Motor vehicles are a smaller but notable source, and an ironic one. Cars without catalytic converters produce almost no nitrous oxide. But the catalytic converters installed to reduce smog-forming pollutants create nitrous oxide as an intermediate product during their chemical reactions. This happens mainly while the converter is warming up. Once it reaches full operating temperature, the nitrous oxide is further broken down into harmless nitrogen gas. So the same technology that cleans up urban air quality adds a small amount of greenhouse gas to the atmosphere.

Natural Background Emissions

Bacteria in soils and oceans have been producing nitrous oxide for as long as those ecosystems have existed. These natural emissions form the baseline that human activity has built upon. The same nitrification and denitrification processes that occur in fertilized farmland happen in forests, grasslands, and ocean waters, just at lower, more stable rates. The distinction matters: the climate problem isn’t that nitrous oxide exists in the atmosphere, but that human activity has accelerated its accumulation well beyond what natural systems can absorb.

Reducing Agricultural Emissions

Because farming is the dominant source, that’s where the biggest opportunities for reduction lie. The core principle is simple: get more nitrogen into crops and less into the surrounding soil where microbes can convert it. In practice, this plays out through several strategies with meaningful results.

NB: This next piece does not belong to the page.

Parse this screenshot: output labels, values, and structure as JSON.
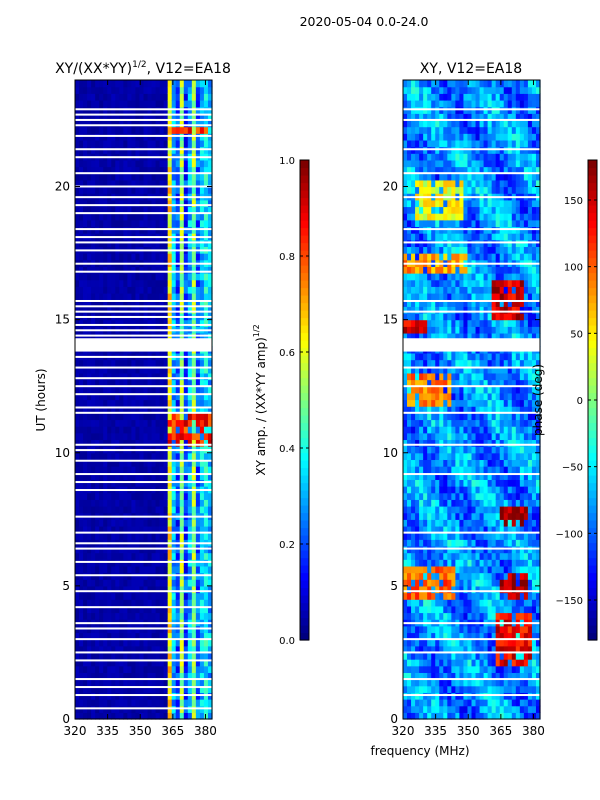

Timing and placement of fertilizer make a surprisingly large difference. Applying nitrogen closer to when crops actually need it, rather than all at once early in the season, can cut emissions by 30 to 40%. Placing fertilizer in bands near the root zone rather than broadcasting it across the surface reduces the amount of nitrogen exposed to soil microbes. In rice paddies, deep placement of fertilizer reduced nitrous oxide emissions by up to 80% compared to conventional surface spreading.

Slow-release fertilizers and nitrification inhibitors, chemicals that temporarily slow down the microbial conversion process, can reduce emissions by up to 50%. For rice specifically, slow-release formulations cut both emissions and the total amount of nitrogen needed by 26 to 50% without hurting yields.

Adding biochar (a charcoal-like material made from plant waste) to soil has shown wide-ranging results. Depending on the type, the amount applied, and soil conditions, biochar has reduced nitrous oxide emissions anywhere from about 10% to over 80%. The mechanism isn’t fully pinned down, but biochar appears to improve soil structure, alter moisture levels, and change the microbial environment in ways that favor complete conversion to harmless nitrogen gas rather than nitrous oxide.

Crop rotations that include nitrogen-fixing plants like legumes reduce the need for synthetic fertilizer in the first place. Combining multiple strategies, adjusting timing, using inhibitors, rotating crops, and managing irrigation together, offers the most reliable path to deep reductions. No single technique solves the problem, but stacking them makes a real dent in what is currently the fastest-growing source of this potent greenhouse gas.